Art that adorns the flesh…

Every Cloud…

November 24th, 2013 by

There’s no question that one of the most popular tattoos at present time is the neck tattoo.  The neck tattoo has a lengthy history – one that used to signify a massive step for its bearer.  The neck tattoo was the icing on the cake, the tattoo that only the truly committed and hardcore got.  It used to be that if you had a neck tattoo, you were either a tattooist, in a band or just a badass motherfucker.

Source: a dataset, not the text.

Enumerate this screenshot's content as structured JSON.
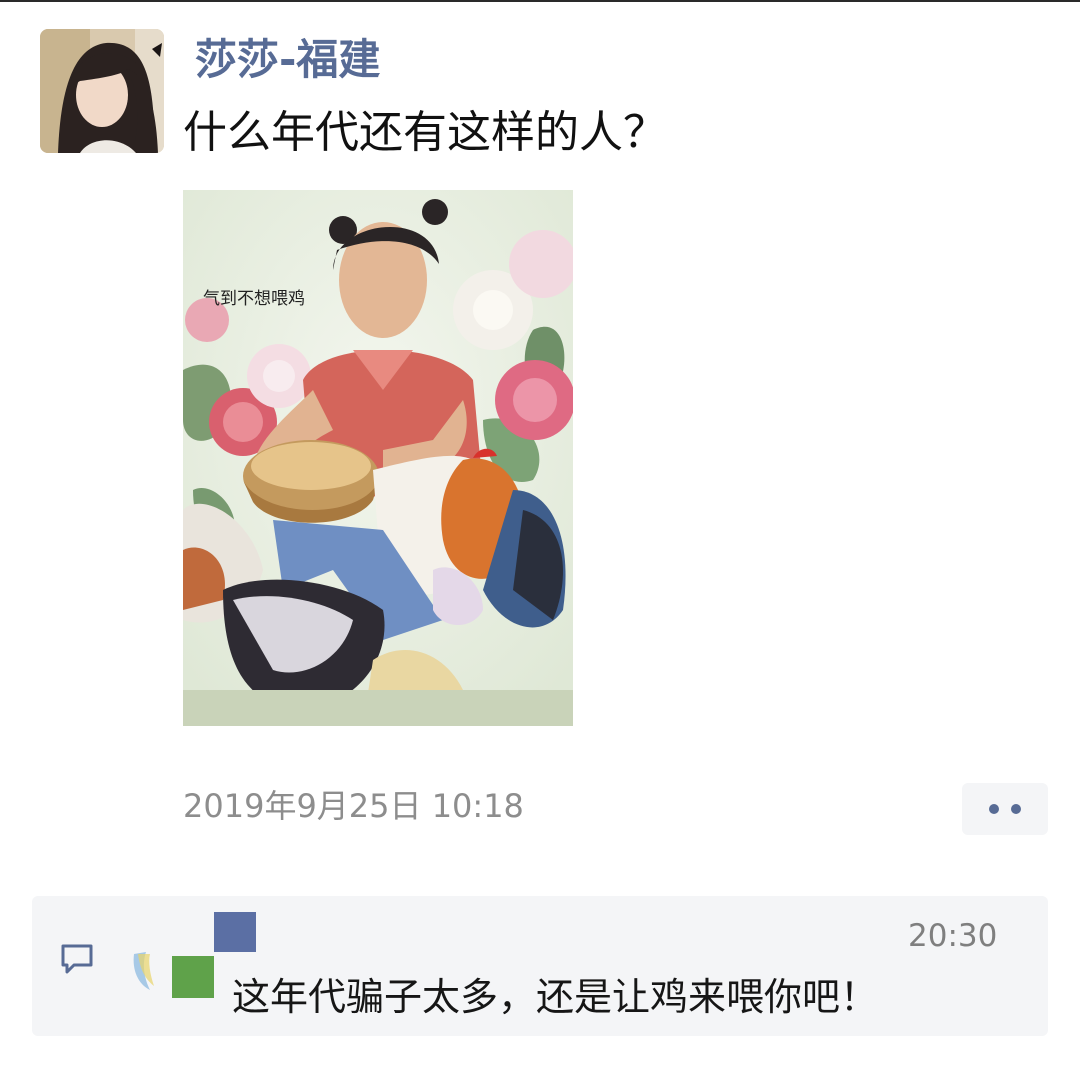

Today, while there are still plenty of old hardcores out there with the better parts of their necks covered, neck tattoos are becoming increasingly associated with hipsters.  The badass neck tattoo has been replaced by the cutesy neck tattoo and the otherwise completely non-threatening neck tattoo.  It’s definitely a sore point (no pun intended) for many, but if you think seeing a latte sucking, fixie riding, ironic moustache sporting, neck tattooed, hipster D-bag is irritating, I’ve got news for you, because this takes the cake:

Although only in patent form (which apparently means that the odds of it actually happening are slim at best), Google’s outside noise dampening/lie detecting electronic throat tattoo makes dilettante hipsters look like a welcome relief.  The explanation for it isn’t really all that clear, but it’s more than enough to tell me that it could be quite possibly one of the worst ideas ever.

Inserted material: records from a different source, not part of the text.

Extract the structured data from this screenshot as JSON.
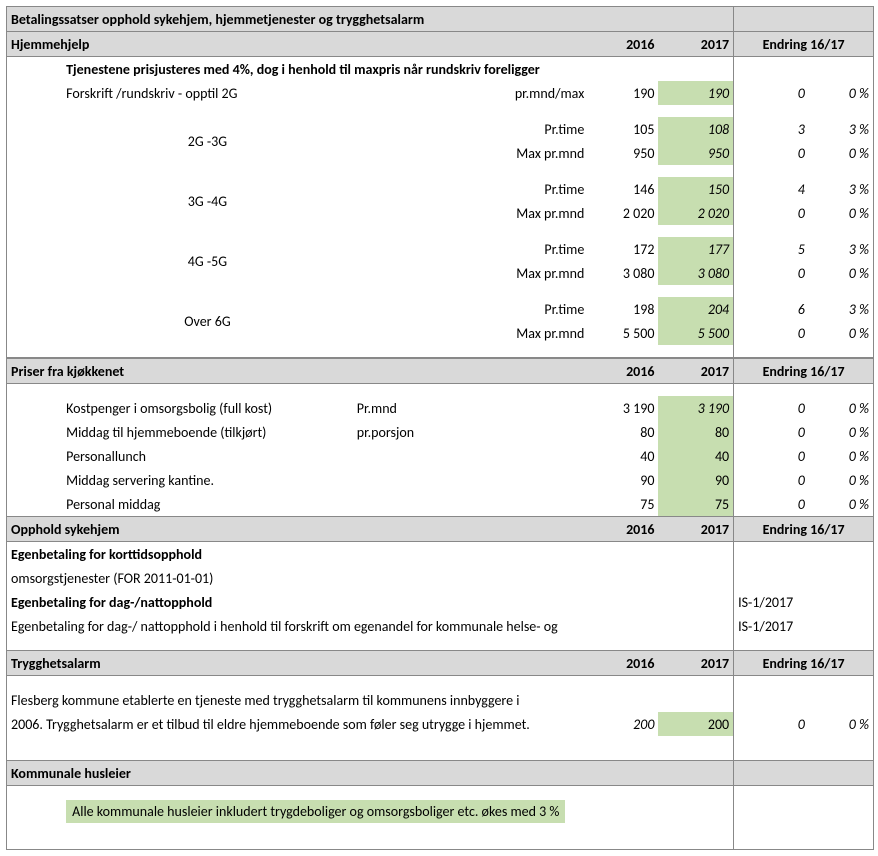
{
  "title": "Betalingssatser opphold sykehjem, hjemmetjenester og trygghetsalarm",
  "cols": {
    "y2016": "2016",
    "y2017": "2017",
    "change": "Endring 16/17"
  },
  "hjemmehjelp": {
    "label": "Hjemmehjelp",
    "intro": "Tjenestene prisjusteres med 4%, dog i henhold til maxpris når rundskriv foreligger",
    "r0": {
      "label": "Forskrift /rundskriv  - opptil 2G",
      "unit": "pr.mnd/max",
      "v2016": "190",
      "v2017": "190",
      "diff": "0",
      "pct": "0 %"
    },
    "groups": [
      {
        "label": "2G -3G",
        "r1": {
          "unit": "Pr.time",
          "v2016": "105",
          "v2017": "108",
          "diff": "3",
          "pct": "3 %"
        },
        "r2": {
          "unit": "Max pr.mnd",
          "v2016": "950",
          "v2017": "950",
          "diff": "0",
          "pct": "0 %"
        }
      },
      {
        "label": "3G -4G",
        "r1": {
          "unit": "Pr.time",
          "v2016": "146",
          "v2017": "150",
          "diff": "4",
          "pct": "3 %"
        },
        "r2": {
          "unit": "Max pr.mnd",
          "v2016": "2 020",
          "v2017": "2 020",
          "diff": "0",
          "pct": "0 %"
        }
      },
      {
        "label": "4G -5G",
        "r1": {
          "unit": "Pr.time",
          "v2016": "172",
          "v2017": "177",
          "diff": "5",
          "pct": "3 %"
        },
        "r2": {
          "unit": "Max pr.mnd",
          "v2016": "3 080",
          "v2017": "3 080",
          "diff": "0",
          "pct": "0 %"
        }
      },
      {
        "label": "Over 6G",
        "r1": {
          "unit": "Pr.time",
          "v2016": "198",
          "v2017": "204",
          "diff": "6",
          "pct": "3 %"
        },
        "r2": {
          "unit": "Max pr.mnd",
          "v2016": "5 500",
          "v2017": "5 500",
          "diff": "0",
          "pct": "0 %"
        }
      }
    ]
  },
  "kjokken": {
    "label": "Priser fra kjøkkenet",
    "rows": [
      {
        "label": "Kostpenger i omsorgsbolig (full kost)",
        "unit": "Pr.mnd",
        "v2016": "3 190",
        "v2017": "3 190",
        "diff": "0",
        "pct": "0 %",
        "ital": true
      },
      {
        "label": "Middag til hjemmeboende (tilkjørt)",
        "unit": "pr.porsjon",
        "v2016": "80",
        "v2017": "80",
        "diff": "0",
        "pct": "0 %"
      },
      {
        "label": "Personallunch",
        "unit": "",
        "v2016": "40",
        "v2017": "40",
        "diff": "0",
        "pct": "0 %"
      },
      {
        "label": "Middag servering kantine.",
        "unit": "",
        "v2016": "90",
        "v2017": "90",
        "diff": "0",
        "pct": "0 %"
      },
      {
        "label": "Personal middag",
        "unit": "",
        "v2016": "75",
        "v2017": "75",
        "diff": "0",
        "pct": "0 %"
      }
    ]
  },
  "sykehjem": {
    "label": "Opphold sykehjem",
    "line1": "Egenbetaling for korttidsopphold",
    "line2": "omsorgstjenester (FOR 2011-01-01)",
    "line3": "Egenbetaling for  dag-/nattopphold",
    "line4": "Egenbetaling for  dag-/ nattopphold i henhold til forskrift om egenandel for kommunale helse- og",
    "ref": "IS-1/2017"
  },
  "trygghet": {
    "label": "Trygghetsalarm",
    "text1": "Flesberg kommune etablerte en tjeneste med trygghetsalarm til kommunens innbyggere i",
    "text2": "2006.  Trygghetsalarm er et tilbud til eldre hjemmeboende som føler seg utrygge i hjemmet.",
    "v2016": "200",
    "v2017": "200",
    "diff": "0",
    "pct": "0 %"
  },
  "husleier": {
    "label": "Kommunale husleier",
    "note": "Alle kommunale husleier inkludert trygdeboliger og omsorgsboliger etc. økes med 3 %"
  }
}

‘”Communication can be reasonably improved” by the application of an electronic throat tattoo, which could dampen “acoustic noise.”

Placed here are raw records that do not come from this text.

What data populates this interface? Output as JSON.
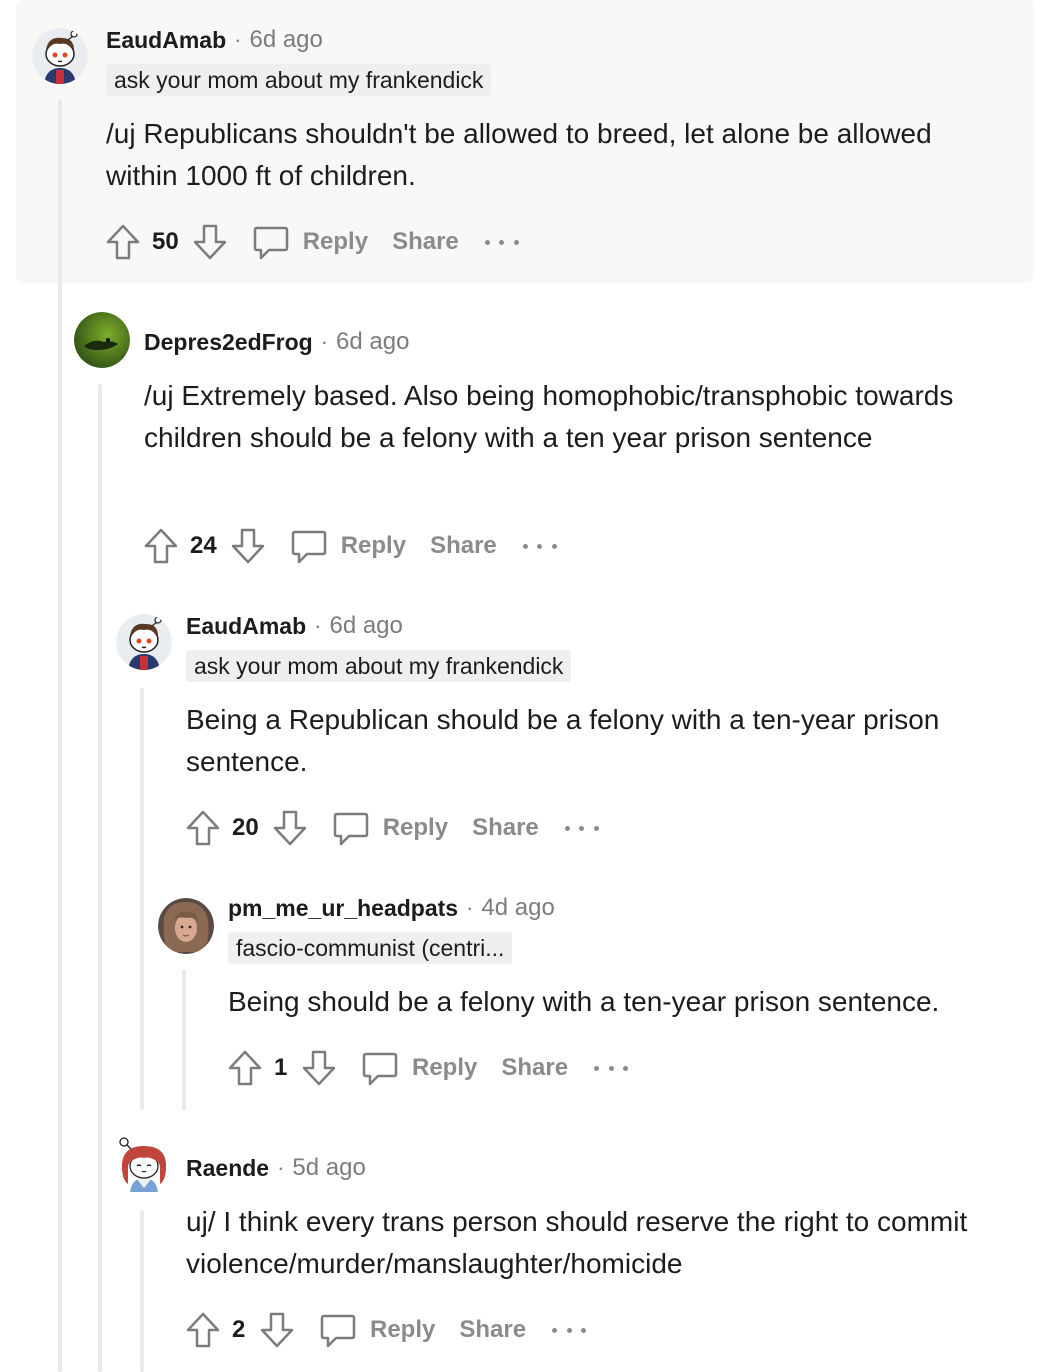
{
  "comments": [
    {
      "username": "EaudAmab",
      "separator": "·",
      "time": "6d ago",
      "flair": "ask your mom about my frankendick",
      "body": "/uj Republicans shouldn't be allowed to breed, let alone be allowed within 1000 ft of children.",
      "score": "50",
      "reply_label": "Reply",
      "share_label": "Share",
      "avatar": "snoo-avatar-brown-hair",
      "highlighted": true
    },
    {
      "username": "Depres2edFrog",
      "separator": "·",
      "time": "6d ago",
      "body": "/uj Extremely based. Also being homophobic/transphobic towards children should be a felony with a ten year prison sentence",
      "score": "24",
      "reply_label": "Reply",
      "share_label": "Share",
      "avatar": "frog-photo-avatar"
    },
    {
      "username": "EaudAmab",
      "separator": "·",
      "time": "6d ago",
      "flair": "ask your mom about my frankendick",
      "body": "Being a Republican should be a felony with a ten-year prison sentence.",
      "score": "20",
      "reply_label": "Reply",
      "share_label": "Share",
      "avatar": "snoo-avatar-brown-hair"
    },
    {
      "username": "pm_me_ur_headpats",
      "separator": "·",
      "time": "4d ago",
      "flair": "fascio-communist (centri...",
      "body": "Being should be a felony with a ten-year prison sentence.",
      "score": "1",
      "reply_label": "Reply",
      "share_label": "Share",
      "avatar": "photo-avatar-person"
    },
    {
      "username": "Raende",
      "separator": "·",
      "time": "5d ago",
      "body": "uj/ I think every trans person should reserve the right to commit violence/murder/manslaughter/homicide",
      "score": "2",
      "reply_label": "Reply",
      "share_label": "Share",
      "avatar": "snoo-avatar-red-hair"
    }
  ],
  "colors": {
    "highlight_bg": "#f8f8f7",
    "thread_line": "#e9e9e9",
    "meta_text": "#7c7c7c",
    "action_text": "#8b8b8b",
    "flair_bg": "#edeff1"
  }
}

But it’s not just a noise-canceling microphone for your telephone! The tattoo can do more. It can have a display that lights up under certain conditions.

And the other kind of noise that gets introduced into conversations is lies! Bad data. So, the electronic skin tattoo can detect those, too.

“Optionally, the electronic skin tattoo can further include a galvanic skin response detector to detect skin resistance of a user,” the patent reads. “It is contemplated that a user that may be nervous or engaging in speaking falsehoods may exhibit different galvanic skin response than a more confident, truth telling individual.”‘

So let’s recap here: we’ve got a possible product that can “dampen” acoustic noise while you do your talking on the phone, but also indicate whether or not you’re telling lies, all while resting stylishly on your neck in the form of a “tattoo”.  Sounds perfect.  I can sincerely say that I hope this product never, ever, ever becomes a reality.  I would rather see a billion and one cupcake/unicorn/teddy bear/ironic neck tattoos on an entire army’s worth of hipsters before I ever have to stomach the reality of even one person wearing this piece of garbage.

Sometimes it takes the possibility of something horrible to make you realise that things currently aren’t that bad.